On a happier note, I got my cd that I have been searching forever and a day to find.. the broadway musical "Wicked". Oh its soo funny and its great. I love it alot. I think its an interesting twist to the classical old movive "The wizard of Oz". Its about the wicked witch and how she wasn't so wicked, as much as having her loved spurned cause she was green. She was misunderstood, and for that reason and a few others, she was thought of as being wicked. I find it funny and sad at the same time. You really should read the book that came out about it, and then get the musical. Its great!

Ok.. my hands are hurting and I am going to go to bed and sleep. I hope that everyone is doing alright.

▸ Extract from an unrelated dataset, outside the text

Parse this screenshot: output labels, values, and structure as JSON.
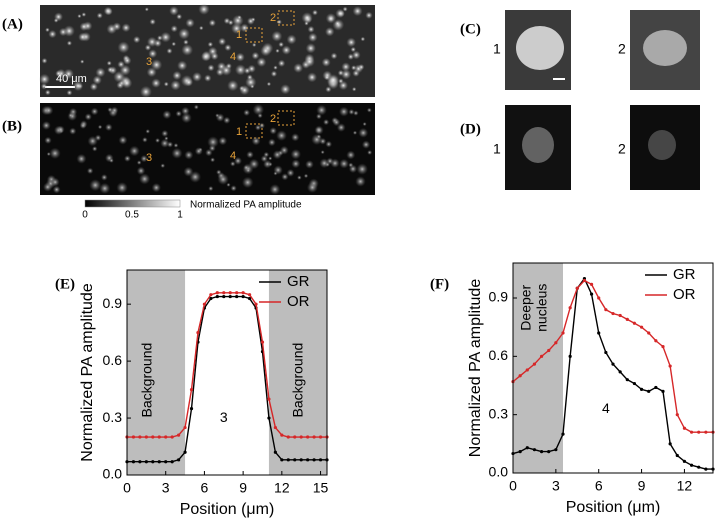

Leave a message if you like.. or not.

~Joy~
 
posted by Joy at 2:05 PM | Permalink |


3 Comments:


  • At 3:07 AM, Blogger 2Crazzie4U

    sure i didn't say i wasn't doing anything.. but i am.. I do try to talk to him and tell him things.. But i know whatever i say- he'll just tell it to his friends. I am like the only one that is trying to bring up a relationship with dad, but it's not easy when he doesn't want much to do with me.. sure he enjoys the chats we have on the way to and from work-- but does he want to spend time with us? He is always in a huge hurry to get there then back- no matter what it is. I thought with him helping me learn how to drive will help bring us closer-- but he is only in a hurry and gets mad.. He keeps saying he'll teach me how to park backwards and do parrall parking in a parking lot during the weekend.. but when the weekend is here- it never happens.. He is too busy talking to his "family". It's just mega hard, and i know you understand. I am getting to that age where i am about to move out on my own. I want to move out, but i know it'll only bring more stress to mom, because us kids is what is helping her stay sane with dad and his new "family". I have been praying, and to tell you the truth- i am on thin ice on about forgetting about trying.

    I love you loads Joy, and do miss you mega loads. I'll be seeing Ruthanna and Jolene tomorrow. .:).. i can't wait. I miss them mega loads too. I should get to bed.. i'll have 2 hours of sleep then up i am to go to church to go off to mbbc... i'll be sleeping on the way for sure. .:).. Love you loads and loads more.. :0). Tell Chris i said HI! I love him too, but you more..-wink-

     
  • At 3:08 AM, Blogger 2Crazzie4U

    P.S.

    I like those pic.. one of me. and the one of the destiny one.. mega awesome. but the one of me is the best.. -grins-..

     
  • At 3:13 PM, Blogger 2Crazzie4U

    you just been taged by me..

    The Rules...

    1. Grab the nearest book. If you are currently reading something, that'll be fine too.

    2. Open the book to page 123.

    3. Find the fifth sentence.

    4. Post the text of the next 4 sentences on your Blog along with these instructions.

    5. Don't you dare dig for that "cool" or "intellectual" book in your closet I know that is what you were thinking!